Navot is not alone. Dr. Amir Fuchs of the Israel Democracy Institute believes that the law requires the continued existence of the government with parity between the two parties in the cabinet following the election. “There is a lacuna here and therefore there’s also a measure of uncertainty that would be clarified through an opinion from the attorney general or a court ruling. That’s what happens when you change the system of government in five days of Knesset debate, between midnight and 4 in the morning, when there were almost no experts at these debates. It’s bizarre that it’s possible to amend Basic Laws [in Israel on] how they elect a prime minister. Ultimately we cannot say whether the prime minister can or cannot dismiss ministers following the election.”
Over the past several days, other jurists have given backing to Gantz’s concerns. In an interview to the Kipa website, Prof. Aviad Hacohen, the president of the Academic Center for Law and Science, said, “As I see it, and that’s also what history and the letter of the law teach, in the parliamentary system of government in Israel, a prime minister, unlike a minister, must be a Knesset member.

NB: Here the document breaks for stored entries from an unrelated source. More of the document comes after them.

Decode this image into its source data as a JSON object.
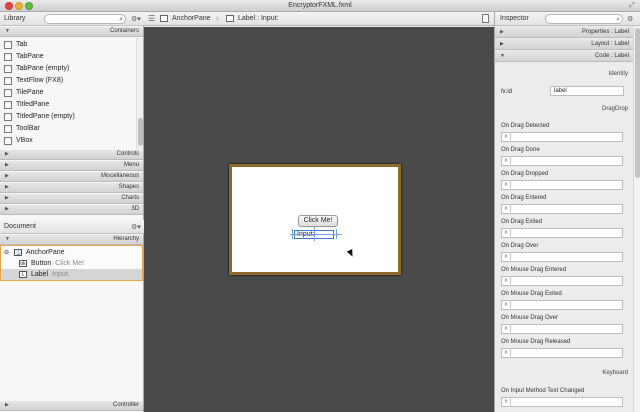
{
  "window": {
    "title": "EncryptorFXML.fxml"
  },
  "library": {
    "title": "Library",
    "containers_label": "Containers",
    "items": [
      {
        "label": "Tab",
        "icon": "tab-icon"
      },
      {
        "label": "TabPane",
        "icon": "tabpane-icon"
      },
      {
        "label": "TabPane  (empty)",
        "icon": "tabpane-icon"
      },
      {
        "label": "TextFlow  (FX8)",
        "icon": "textflow-icon"
      },
      {
        "label": "TilePane",
        "icon": "tilepane-icon"
      },
      {
        "label": "TitledPane",
        "icon": "titledpane-icon"
      },
      {
        "label": "TitledPane  (empty)",
        "icon": "titledpane-icon"
      },
      {
        "label": "ToolBar",
        "icon": "toolbar-icon"
      },
      {
        "label": "VBox",
        "icon": "vbox-icon"
      }
    ],
    "sections": [
      "Controls",
      "Menu",
      "Miscellaneous",
      "Shapes",
      "Charts",
      "3D"
    ]
  },
  "document": {
    "title": "Document",
    "hierarchy_label": "Hierarchy",
    "controller_label": "Controller",
    "tree": [
      {
        "name": "AnchorPane",
        "extra": "",
        "icon": "anchorpane-icon"
      },
      {
        "name": "Button",
        "extra": "Click Me!",
        "icon": "button-icon"
      },
      {
        "name": "Label",
        "extra": "Input:",
        "icon": "label-icon"
      }
    ]
  },
  "breadcrumb": {
    "root": "AnchorPane",
    "current": "Label : Input:"
  },
  "canvas": {
    "button_text": "Click Me!",
    "label_text": "Input:"
  },
  "inspector": {
    "title": "Inspector",
    "sections": [
      {
        "label": "Properties : Label",
        "expanded": false
      },
      {
        "label": "Layout : Label",
        "expanded": false
      },
      {
        "label": "Code : Label",
        "expanded": true
      }
    ],
    "identity_label": "Identity",
    "fxid_label": "fx:id",
    "fxid_value": "label",
    "dragdrop_label": "DragDrop",
    "keyboard_label": "Keyboard",
    "field_prefix": "#",
    "dragdrop_events": [
      "On Drag Detected",
      "On Drag Done",
      "On Drag Dropped",
      "On Drag Entered",
      "On Drag Exited",
      "On Drag Over",
      "On Mouse Drag Entered",
      "On Mouse Drag Exited",
      "On Mouse Drag Over",
      "On Mouse Drag Released"
    ],
    "keyboard_events": [
      "On Input Method Text Changed"
    ]
  },
  "colors": {
    "canvas_bg": "#4a4a4a",
    "anchor_border": "#8e6a2b",
    "selection_orange": "#e7a44b",
    "guide_blue": "#6fa0e0"
  }
}
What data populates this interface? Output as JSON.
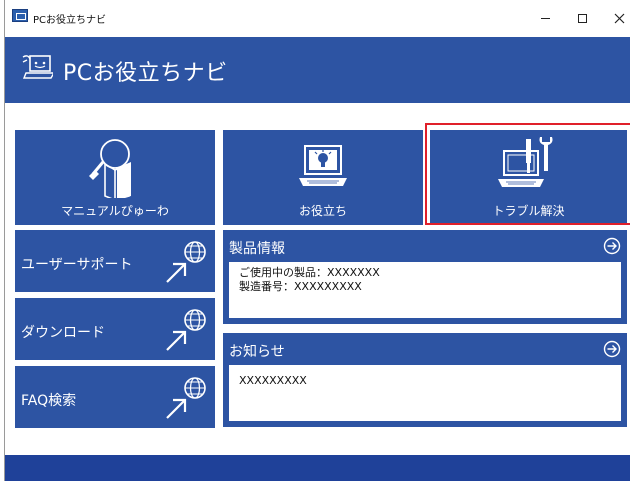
{
  "window": {
    "title": "PCお役立ちナビ",
    "controls": {
      "minimize": "–",
      "maximize": "□",
      "close": "✕"
    }
  },
  "header": {
    "app_title": "PCお役立ちナビ",
    "logo_icon": "pc-navi-logo-icon"
  },
  "tiles": {
    "manual": {
      "label": "マニュアルぴゅーわ",
      "icon": "manual-viewer-icon"
    },
    "help": {
      "label": "お役立ち",
      "icon": "lightbulb-laptop-icon"
    },
    "trouble": {
      "label": "トラブル解決",
      "icon": "tools-laptop-icon",
      "highlighted": true
    }
  },
  "side_links": [
    {
      "label": "ユーザーサポート",
      "icon": "globe-arrow-icon"
    },
    {
      "label": "ダウンロード",
      "icon": "globe-arrow-icon"
    },
    {
      "label": "FAQ検索",
      "icon": "globe-arrow-icon"
    }
  ],
  "product_info": {
    "title": "製品情報",
    "line1": "ご使用中の製品：XXXXXXX",
    "line2": "製造番号：XXXXXXXXX"
  },
  "news": {
    "title": "お知らせ",
    "text": "XXXXXXXXX"
  },
  "colors": {
    "tile_blue": "#2d54a3",
    "footer_blue": "#1f4199",
    "highlight_red": "#e0202a"
  }
}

“If Gantz wouldn’t be a Knesset member, either because he quit or isn’t elected, the entire mechanism involving the alternate prime minister collapses together with him, like a multi-story building when its foundation slips away. The entire tower collapses. In that case, the original arrangement in the Basic Law on the Government remains in force, according to which the prime minister has authority to dismiss cabinet ministers, and that it’s sufficient to notify the cabinet about it.”